The great electric car race
High oil prices, green regs, and better batteries are behind the mad dash to create the ultimate electric automobile. So far, Asian manufacturers are leaving U.S. rivals in the dust.
(Fortune Magazine) -- Did a battery bring down General Motors?
Not by itself, but it helped. For several years GM has been touting the battery-powered Chevy Volt as a sign of the company's vitality and proof of its drive to become a technology leader. Former CEO Rick Wagoner drove one in Washington, D.C., last December when he went hunting for federal aid. Despite the car's limited range (40 miles between charges) and stiff price (estimated at $40,000) GM (GM, Fortune 500) had made the Volt its standard-bearer and touted it as an antidote to climate change and oil imports.
Earlier this year a GM executive declared, "We think a plug-in offering 40 miles of gas- and emissions-free driving like the Volt is the sweet spot for the majority of customers." (For those who want to go farther, a small gasoline engine acts as a range extender.)
The Treasury Department doesn't share that view. Its auto task force has cited the Volt as one reason it doesn't consider GM a viable company. As usual, the department noted, GM has been paying little attention to competitors like Toyota (TM). The 2010 Prius hybrid, which comes on the market 18 months before the Volt, can go 50 miles or more on a gallon of gas and may sell for as little as $21,000 - a lot less money for a big environmental boost.
Treasury's task force was scathing in its appraisal: "GM is at least one generation behind Toyota on advanced, 'green' powertrain development," it said. "While the Volt holds promise, it is projected to be much more expensive than its gasoline-fueled peers and will likely need substantial reductions in manufacturing cost in order to become commercially viable."
It's just that kind of wrong-footedness that has led GM to the brink of bankruptcy. GM has no commercially successful gas-electric hybrids; it put its long-standing fuel cell efforts on the back burner; and now its big push behind the battery-electric Volt looks misguided, even foolhardy. GM has failed as badly when it comes to planning for the future as it has in coping with today's market.

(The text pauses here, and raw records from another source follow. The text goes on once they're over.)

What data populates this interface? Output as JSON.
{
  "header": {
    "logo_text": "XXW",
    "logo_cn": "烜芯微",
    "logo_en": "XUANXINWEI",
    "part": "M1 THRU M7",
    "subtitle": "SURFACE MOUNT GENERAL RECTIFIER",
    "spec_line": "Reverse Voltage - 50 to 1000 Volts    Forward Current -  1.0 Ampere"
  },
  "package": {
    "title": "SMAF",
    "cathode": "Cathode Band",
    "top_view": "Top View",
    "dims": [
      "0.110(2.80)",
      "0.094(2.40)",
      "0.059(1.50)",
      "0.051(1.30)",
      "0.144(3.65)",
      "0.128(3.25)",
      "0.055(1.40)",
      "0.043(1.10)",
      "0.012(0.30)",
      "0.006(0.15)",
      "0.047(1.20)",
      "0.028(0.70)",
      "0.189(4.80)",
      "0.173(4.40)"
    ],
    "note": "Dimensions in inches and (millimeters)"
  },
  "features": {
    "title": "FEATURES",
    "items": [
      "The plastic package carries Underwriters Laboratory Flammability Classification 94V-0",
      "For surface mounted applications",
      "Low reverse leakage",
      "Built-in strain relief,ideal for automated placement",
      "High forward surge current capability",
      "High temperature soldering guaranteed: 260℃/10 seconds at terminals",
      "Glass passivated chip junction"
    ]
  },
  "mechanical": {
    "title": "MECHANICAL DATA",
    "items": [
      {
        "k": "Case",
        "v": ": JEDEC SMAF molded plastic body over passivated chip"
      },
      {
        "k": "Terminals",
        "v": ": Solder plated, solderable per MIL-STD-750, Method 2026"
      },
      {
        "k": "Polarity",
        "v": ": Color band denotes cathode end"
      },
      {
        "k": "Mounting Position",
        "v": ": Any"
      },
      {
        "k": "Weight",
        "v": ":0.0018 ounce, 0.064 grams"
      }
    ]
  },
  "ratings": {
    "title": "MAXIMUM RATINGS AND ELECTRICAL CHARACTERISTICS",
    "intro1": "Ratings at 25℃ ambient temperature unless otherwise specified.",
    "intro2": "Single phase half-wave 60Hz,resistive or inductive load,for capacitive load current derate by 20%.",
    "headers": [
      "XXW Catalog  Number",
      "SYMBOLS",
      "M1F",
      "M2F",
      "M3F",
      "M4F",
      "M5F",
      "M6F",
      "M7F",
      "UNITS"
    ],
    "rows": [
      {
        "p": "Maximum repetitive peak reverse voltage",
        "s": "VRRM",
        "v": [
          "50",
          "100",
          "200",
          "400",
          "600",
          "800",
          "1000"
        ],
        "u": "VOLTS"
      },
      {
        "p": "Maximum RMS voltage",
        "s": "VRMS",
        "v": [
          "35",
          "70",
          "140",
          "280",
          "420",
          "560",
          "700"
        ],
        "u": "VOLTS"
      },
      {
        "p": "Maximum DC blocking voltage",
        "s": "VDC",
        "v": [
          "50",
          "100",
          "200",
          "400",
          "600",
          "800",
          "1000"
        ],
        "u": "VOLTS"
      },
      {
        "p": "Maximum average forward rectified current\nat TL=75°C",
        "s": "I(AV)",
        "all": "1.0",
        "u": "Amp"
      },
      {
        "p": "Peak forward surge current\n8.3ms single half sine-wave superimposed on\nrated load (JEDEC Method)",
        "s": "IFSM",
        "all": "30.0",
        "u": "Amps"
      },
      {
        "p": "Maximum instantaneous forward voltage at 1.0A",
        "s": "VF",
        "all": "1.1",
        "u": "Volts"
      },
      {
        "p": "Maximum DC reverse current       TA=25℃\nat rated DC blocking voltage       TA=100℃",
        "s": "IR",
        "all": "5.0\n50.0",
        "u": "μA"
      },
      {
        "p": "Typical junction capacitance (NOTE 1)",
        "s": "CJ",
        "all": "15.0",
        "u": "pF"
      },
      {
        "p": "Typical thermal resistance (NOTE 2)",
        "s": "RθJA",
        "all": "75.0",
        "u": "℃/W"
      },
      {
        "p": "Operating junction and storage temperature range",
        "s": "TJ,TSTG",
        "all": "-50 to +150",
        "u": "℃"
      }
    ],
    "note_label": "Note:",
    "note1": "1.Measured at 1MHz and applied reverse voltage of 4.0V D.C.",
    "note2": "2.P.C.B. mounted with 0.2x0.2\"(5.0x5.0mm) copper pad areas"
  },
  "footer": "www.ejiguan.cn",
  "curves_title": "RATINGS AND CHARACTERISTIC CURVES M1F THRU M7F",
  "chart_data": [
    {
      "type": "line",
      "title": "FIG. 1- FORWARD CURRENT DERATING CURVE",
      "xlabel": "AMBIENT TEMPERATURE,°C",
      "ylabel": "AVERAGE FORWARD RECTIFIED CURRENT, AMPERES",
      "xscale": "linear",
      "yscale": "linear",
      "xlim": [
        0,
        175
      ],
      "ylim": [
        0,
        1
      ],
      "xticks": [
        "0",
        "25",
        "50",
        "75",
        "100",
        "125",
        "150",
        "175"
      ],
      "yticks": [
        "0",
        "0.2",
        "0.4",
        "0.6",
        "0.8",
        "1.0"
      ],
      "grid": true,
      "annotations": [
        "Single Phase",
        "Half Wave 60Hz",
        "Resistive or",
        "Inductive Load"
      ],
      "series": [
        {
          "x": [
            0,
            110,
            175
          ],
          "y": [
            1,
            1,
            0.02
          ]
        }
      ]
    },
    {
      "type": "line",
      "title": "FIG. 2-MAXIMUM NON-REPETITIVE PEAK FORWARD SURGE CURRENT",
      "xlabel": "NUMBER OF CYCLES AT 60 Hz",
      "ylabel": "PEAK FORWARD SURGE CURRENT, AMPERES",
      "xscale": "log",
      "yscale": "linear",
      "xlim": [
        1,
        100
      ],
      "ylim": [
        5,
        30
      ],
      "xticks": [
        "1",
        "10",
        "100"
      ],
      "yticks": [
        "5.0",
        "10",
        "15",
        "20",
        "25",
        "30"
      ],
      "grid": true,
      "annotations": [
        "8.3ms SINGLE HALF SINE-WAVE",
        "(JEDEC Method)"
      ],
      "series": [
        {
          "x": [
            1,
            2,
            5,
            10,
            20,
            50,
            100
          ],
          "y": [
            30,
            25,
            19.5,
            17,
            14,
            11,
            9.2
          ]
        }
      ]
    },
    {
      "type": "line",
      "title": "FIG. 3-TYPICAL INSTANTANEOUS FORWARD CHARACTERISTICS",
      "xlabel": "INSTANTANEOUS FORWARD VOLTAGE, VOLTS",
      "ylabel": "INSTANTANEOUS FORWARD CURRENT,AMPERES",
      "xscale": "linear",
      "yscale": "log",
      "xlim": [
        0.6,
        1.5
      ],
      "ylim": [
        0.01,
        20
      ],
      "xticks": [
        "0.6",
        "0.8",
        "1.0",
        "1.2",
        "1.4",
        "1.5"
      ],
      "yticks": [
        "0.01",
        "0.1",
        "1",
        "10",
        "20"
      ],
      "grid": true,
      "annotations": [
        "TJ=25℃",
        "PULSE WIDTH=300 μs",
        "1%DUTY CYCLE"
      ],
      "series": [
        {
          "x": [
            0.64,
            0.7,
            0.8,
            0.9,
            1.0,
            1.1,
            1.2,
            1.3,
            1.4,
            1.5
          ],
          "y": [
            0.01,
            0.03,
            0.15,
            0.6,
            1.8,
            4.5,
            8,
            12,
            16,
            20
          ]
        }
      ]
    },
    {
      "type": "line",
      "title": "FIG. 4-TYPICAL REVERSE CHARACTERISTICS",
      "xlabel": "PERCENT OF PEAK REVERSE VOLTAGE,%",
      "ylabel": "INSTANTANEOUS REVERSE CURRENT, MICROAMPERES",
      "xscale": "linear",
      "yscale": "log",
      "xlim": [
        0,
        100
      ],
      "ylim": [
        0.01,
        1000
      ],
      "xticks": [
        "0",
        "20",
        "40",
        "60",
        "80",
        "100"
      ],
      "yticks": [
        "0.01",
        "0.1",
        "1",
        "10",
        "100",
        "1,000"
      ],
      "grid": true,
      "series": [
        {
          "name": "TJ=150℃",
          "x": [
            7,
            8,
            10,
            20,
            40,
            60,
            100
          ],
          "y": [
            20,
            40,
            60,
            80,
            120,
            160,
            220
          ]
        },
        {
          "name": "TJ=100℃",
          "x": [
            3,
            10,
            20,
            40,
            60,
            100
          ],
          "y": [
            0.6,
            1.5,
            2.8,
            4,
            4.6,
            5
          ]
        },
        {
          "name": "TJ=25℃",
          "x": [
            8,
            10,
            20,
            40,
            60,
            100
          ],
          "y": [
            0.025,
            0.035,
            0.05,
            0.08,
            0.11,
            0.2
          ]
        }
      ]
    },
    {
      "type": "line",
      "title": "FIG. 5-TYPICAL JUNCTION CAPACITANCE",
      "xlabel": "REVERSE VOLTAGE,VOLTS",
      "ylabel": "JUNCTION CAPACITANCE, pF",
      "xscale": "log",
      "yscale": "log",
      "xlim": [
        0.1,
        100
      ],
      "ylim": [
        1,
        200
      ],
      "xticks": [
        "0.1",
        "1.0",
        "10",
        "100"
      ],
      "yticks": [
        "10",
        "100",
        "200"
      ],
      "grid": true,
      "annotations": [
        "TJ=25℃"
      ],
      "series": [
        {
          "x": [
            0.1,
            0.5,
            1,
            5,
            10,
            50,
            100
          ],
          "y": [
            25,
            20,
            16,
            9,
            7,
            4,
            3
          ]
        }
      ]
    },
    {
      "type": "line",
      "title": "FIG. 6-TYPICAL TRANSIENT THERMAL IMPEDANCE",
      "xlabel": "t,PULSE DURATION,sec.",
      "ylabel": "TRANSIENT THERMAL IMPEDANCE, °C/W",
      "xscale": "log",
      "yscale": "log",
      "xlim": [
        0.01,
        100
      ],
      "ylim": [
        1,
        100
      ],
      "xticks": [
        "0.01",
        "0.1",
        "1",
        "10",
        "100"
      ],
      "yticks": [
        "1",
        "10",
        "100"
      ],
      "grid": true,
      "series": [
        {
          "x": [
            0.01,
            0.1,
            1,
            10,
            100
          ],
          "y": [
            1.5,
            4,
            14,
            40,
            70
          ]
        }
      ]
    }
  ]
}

It wasn't always that way. GM was the company that introduced the electric self-starter at the dawn of the automotive age, making the arm-breaking engine crank obsolete, and it developed the catalytic converter to treat tailpipe emissions. But for the past two decades it, along with other U.S. manufacturers, has been slaking America's thirst for horsepower with big V-8s while Toyota, Honda (HMC), and other Asian manufacturers have developed gas-electric hybrids that keep getting more efficient and economical. Now the Chinese are on the verge of introducing their own battery-powered cars, leaving Detroit further behind the curve.
After driving the automobile for a century, the internal-combustion engine is giving way to electric motors powered by batteries - which burn no petroleum and produce no emissions (though the electric plants that charge them may do both). Early efforts to develop battery power have focused on exotic cars with names like Tesla and Fisker made in boutique quantities, but prices are coming down and potential volumes are growing.
The U.S. has a lot of catching up to do. But just when GM, Ford (F, Fortune 500), and Chrysler need to transform their industry, they have fewer resources than ever to do so. GM, for instance, just asked the government for $2.6 billion to develop three variations of the Volt. The winnowing of brands at all three companies has been accompanied by a decline in revenue and market share as familiar names disappear and dealers vanish. Vehicles and engines will get smaller too, and automakers will have to scramble to recover the profits they used to make with larger ones. The Midwest manufacturing base will also shrink.
The process won't be pretty. The company that Walter Chrysler founded and Lee Iacocca rescued will probably see such iconic cars as the hemi-powered Chrysler 300C disappear, along with the company's private equity owner, Cerberus, whose 81% stake has been rendered worthless. GM is in the process of downsizing or dumping four of its brands, including Pontiac, which it introduced in 1926. Ford, at 106 the oldest American car company, is the healthiest, though it appears so only in comparison with its neighbors. Even it is going through resizing as it sloughs off Volvo and extinguishes Mercury through benign neglect.